Mengutip hasil survei perusahaannya di tahun 2025, Yuen bilang, saat ditanya apa yang bikin tempat kerja itu bagus, karyawan semakin sering sebut hal-hal seperti makanan dan fasilitas kesehatan.
“Mereka bahkan tidak sebut-sebut soal kerja—semua orang memilih hal-hal yang kita ingini sebagai manusia,” tambahnya.
Karena itu, perancang tempat kerja seperti Yuen perlu memikirkan cara mendesain ulang kantor modern. Dia mencontohkan proyek Gensler di Tokyo, Jepang, untuk sebuah perusahaan di mana 50% stafnya biasa kerja dari rumah.
“Kami desain kantor mereka dengan 15 pilihan makanan berbeda, termasuk coba menghadirkan Blue Bottle. Kami akhirnya juga mendesain sebuah bar [vinyl] rahasia,” kata Yuen.
Perusahaan juga semakin cari ruang kerja yang bisa diubah-ubah, tambah Yuen. Desainer interior merespons dengan mengganti perabotan tetap dengan furnitur modular yang bisa dipindah. “[Dengan begini,] kamu bisa ubah sebuah ruang saat dibutuhkan, dari ruang makan untuk staf, jadi ruang acara atau tempat nongkrong untuk klien.”
Kebutuhan pengguna terhadap ruang juga makin kompleks, kata Yuen. Bandara, contohnya, tidak lagi cuma jadi tempat transit yang sederhana, tapi juga tempat para traveler bisa kerja atau istirahat.
Sekarang, bandara punya “lebih banyak ruang luar-dalam [dan] cahaya alami, setelah area check-in. Pengalaman di bandara dulu cuma check-in, lalu duduk-duduk menunggu,” kata desainer tersebut. “Sekarang itu jadi tujuan, bukan cuma tempat transit.”
Seperti bidang lain, kecerdasan buatan juga mengubah cara kerja para desainer.
Yuen cerita bagaimana beberapa kliennya sudah bisa buat visual dengan generator gambar AI seperti Google’s Nano Banana Pro, lalu bertanya: “Kalau AI bisa buat dalam satu detik, kenapa firma desain tidak bisa lebih cepat?”

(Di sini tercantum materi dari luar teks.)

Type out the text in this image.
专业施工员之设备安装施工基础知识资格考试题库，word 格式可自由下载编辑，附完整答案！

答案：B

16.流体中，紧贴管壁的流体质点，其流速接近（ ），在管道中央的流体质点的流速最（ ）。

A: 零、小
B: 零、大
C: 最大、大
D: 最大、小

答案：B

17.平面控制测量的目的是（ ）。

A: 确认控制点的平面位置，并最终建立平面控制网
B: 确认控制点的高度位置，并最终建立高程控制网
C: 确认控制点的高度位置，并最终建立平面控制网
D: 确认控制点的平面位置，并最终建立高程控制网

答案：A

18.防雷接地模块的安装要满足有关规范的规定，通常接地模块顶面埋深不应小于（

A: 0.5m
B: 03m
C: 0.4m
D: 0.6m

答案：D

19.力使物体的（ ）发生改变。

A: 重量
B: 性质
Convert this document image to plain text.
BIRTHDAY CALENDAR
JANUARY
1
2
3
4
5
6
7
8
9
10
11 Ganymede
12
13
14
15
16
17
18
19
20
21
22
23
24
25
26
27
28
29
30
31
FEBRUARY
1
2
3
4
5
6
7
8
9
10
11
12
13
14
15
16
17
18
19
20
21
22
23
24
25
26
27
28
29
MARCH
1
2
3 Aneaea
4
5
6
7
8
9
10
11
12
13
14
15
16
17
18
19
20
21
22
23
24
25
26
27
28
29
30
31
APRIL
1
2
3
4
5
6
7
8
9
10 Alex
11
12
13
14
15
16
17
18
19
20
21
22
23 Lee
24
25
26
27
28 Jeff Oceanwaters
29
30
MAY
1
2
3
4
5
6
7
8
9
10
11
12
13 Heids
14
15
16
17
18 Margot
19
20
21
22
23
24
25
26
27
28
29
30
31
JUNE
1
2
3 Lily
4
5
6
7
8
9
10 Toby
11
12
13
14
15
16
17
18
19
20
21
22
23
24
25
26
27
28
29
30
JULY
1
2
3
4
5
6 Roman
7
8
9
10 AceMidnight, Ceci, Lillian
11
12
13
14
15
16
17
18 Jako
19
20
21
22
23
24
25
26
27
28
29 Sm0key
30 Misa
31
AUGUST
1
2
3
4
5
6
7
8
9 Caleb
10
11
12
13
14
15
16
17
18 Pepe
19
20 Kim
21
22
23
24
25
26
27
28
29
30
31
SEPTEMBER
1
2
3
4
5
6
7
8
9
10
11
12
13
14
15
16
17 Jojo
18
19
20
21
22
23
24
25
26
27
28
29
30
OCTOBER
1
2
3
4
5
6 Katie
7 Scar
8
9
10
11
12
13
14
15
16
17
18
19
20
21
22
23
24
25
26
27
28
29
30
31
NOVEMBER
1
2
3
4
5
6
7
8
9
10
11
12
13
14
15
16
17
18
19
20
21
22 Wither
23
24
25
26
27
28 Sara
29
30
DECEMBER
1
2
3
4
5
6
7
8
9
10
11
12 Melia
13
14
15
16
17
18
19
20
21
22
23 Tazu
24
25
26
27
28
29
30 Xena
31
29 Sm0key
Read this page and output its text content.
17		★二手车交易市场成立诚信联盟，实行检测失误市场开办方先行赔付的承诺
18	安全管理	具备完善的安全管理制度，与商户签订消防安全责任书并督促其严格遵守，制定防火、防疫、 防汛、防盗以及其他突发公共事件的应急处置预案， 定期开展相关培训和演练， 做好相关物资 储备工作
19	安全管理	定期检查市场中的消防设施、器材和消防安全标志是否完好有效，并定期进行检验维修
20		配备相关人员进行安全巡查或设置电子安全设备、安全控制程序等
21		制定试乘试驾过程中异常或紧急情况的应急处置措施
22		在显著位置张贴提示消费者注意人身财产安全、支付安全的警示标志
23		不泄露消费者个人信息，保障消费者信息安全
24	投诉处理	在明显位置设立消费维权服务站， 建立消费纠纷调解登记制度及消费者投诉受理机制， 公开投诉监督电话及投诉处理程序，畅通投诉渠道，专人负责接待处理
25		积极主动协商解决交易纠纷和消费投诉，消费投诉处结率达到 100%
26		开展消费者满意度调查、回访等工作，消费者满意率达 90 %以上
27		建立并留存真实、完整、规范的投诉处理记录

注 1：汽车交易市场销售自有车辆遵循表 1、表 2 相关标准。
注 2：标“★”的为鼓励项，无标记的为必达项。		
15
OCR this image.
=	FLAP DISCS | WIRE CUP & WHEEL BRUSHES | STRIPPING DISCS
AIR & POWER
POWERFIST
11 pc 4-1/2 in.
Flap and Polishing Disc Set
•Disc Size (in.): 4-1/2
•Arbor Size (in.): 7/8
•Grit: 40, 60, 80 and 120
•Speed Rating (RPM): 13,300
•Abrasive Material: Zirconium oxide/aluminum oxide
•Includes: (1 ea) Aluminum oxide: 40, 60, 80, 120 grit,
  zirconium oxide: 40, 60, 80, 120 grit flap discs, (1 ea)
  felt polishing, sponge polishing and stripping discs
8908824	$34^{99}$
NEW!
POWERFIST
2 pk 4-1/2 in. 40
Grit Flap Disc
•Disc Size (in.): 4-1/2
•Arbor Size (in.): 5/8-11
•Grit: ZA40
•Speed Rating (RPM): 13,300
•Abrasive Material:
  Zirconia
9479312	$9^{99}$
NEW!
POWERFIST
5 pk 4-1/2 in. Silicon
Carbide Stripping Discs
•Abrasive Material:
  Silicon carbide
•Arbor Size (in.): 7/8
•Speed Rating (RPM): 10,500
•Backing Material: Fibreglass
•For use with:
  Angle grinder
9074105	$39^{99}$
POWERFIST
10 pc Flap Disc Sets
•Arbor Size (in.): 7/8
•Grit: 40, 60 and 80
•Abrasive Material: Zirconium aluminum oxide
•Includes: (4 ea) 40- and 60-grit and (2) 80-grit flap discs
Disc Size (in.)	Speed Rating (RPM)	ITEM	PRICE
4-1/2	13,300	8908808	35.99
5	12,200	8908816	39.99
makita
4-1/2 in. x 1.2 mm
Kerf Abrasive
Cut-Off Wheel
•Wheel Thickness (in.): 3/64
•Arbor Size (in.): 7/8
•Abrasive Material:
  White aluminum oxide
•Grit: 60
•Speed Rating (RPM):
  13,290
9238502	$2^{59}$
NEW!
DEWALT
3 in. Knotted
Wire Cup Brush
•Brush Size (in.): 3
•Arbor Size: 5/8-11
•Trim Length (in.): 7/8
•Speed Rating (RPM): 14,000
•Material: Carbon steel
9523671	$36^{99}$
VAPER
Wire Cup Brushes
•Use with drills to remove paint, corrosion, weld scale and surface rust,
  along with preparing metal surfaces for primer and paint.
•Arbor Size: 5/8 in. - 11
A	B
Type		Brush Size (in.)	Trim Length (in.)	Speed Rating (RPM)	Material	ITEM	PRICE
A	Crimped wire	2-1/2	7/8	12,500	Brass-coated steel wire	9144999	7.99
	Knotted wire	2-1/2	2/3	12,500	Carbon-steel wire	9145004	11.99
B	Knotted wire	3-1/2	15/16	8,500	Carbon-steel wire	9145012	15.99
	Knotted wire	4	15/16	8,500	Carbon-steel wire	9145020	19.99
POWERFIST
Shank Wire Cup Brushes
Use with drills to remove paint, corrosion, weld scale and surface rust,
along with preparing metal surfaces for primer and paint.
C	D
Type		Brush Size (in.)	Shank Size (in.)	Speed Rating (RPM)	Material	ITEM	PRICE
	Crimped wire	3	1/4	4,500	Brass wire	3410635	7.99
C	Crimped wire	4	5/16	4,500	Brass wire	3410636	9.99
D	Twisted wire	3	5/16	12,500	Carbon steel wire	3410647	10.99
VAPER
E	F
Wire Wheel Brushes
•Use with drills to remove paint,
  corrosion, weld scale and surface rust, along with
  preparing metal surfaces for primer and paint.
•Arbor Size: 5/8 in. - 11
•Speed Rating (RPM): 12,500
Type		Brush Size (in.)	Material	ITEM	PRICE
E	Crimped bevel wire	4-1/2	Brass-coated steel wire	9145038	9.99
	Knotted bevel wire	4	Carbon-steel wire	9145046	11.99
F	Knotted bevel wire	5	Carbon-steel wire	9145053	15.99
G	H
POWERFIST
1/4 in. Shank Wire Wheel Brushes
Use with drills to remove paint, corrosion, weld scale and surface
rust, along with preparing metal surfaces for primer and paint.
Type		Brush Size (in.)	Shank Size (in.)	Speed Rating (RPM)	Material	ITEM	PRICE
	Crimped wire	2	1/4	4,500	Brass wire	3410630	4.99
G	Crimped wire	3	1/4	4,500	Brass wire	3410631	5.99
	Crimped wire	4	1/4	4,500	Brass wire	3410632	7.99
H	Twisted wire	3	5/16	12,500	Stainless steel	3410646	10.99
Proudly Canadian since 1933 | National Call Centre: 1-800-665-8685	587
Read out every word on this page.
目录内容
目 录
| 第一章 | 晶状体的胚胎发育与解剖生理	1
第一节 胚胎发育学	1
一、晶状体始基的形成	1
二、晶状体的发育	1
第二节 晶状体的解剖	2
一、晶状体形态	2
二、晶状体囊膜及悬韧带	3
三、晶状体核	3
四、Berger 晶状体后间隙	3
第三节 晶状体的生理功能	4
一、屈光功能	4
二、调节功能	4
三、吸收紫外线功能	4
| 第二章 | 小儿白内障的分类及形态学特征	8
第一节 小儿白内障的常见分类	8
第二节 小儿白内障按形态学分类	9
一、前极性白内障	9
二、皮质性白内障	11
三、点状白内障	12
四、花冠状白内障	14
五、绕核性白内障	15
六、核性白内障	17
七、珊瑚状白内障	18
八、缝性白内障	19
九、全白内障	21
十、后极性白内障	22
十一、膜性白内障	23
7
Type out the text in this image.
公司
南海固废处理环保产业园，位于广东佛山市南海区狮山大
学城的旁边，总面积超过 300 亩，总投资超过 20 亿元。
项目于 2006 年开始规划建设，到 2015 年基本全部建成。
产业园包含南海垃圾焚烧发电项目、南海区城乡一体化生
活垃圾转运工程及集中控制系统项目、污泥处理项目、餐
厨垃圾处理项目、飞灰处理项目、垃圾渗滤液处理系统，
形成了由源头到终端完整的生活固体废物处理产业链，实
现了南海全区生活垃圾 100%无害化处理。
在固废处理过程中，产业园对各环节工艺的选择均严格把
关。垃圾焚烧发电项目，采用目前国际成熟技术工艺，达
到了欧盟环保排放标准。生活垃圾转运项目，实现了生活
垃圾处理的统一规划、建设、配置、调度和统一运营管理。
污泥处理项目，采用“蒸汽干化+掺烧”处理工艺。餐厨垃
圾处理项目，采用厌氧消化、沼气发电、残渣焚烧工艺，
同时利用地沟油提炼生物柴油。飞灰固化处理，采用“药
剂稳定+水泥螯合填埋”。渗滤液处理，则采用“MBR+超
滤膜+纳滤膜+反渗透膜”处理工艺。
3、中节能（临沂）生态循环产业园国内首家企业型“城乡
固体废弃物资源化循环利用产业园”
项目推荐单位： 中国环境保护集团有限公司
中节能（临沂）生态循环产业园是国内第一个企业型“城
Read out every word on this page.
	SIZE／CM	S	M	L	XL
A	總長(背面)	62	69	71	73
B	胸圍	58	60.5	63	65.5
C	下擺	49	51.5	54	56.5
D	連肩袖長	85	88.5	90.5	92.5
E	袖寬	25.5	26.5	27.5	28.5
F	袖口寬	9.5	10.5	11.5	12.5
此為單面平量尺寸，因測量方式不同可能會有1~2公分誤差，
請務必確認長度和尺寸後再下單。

Banyak desainer secara tradisional anggap waktu dan kerajinan tangan sebagai prinsip inti desain, tapi AI mendorong mereka untuk ubah cara kerja, kata Yuen. Klien sekarang mau “tanggapan langsung, kepuasan langsung,” lanjutnya.
“Dengan AI, kami sekarang hampir seperti pencipta semua karya seni ini, dan kami coba pilih mana yang cocok—hanya itu cara kami mengelola kebutuhan klien soal kecepatan dan waktu,” ujar Yuen.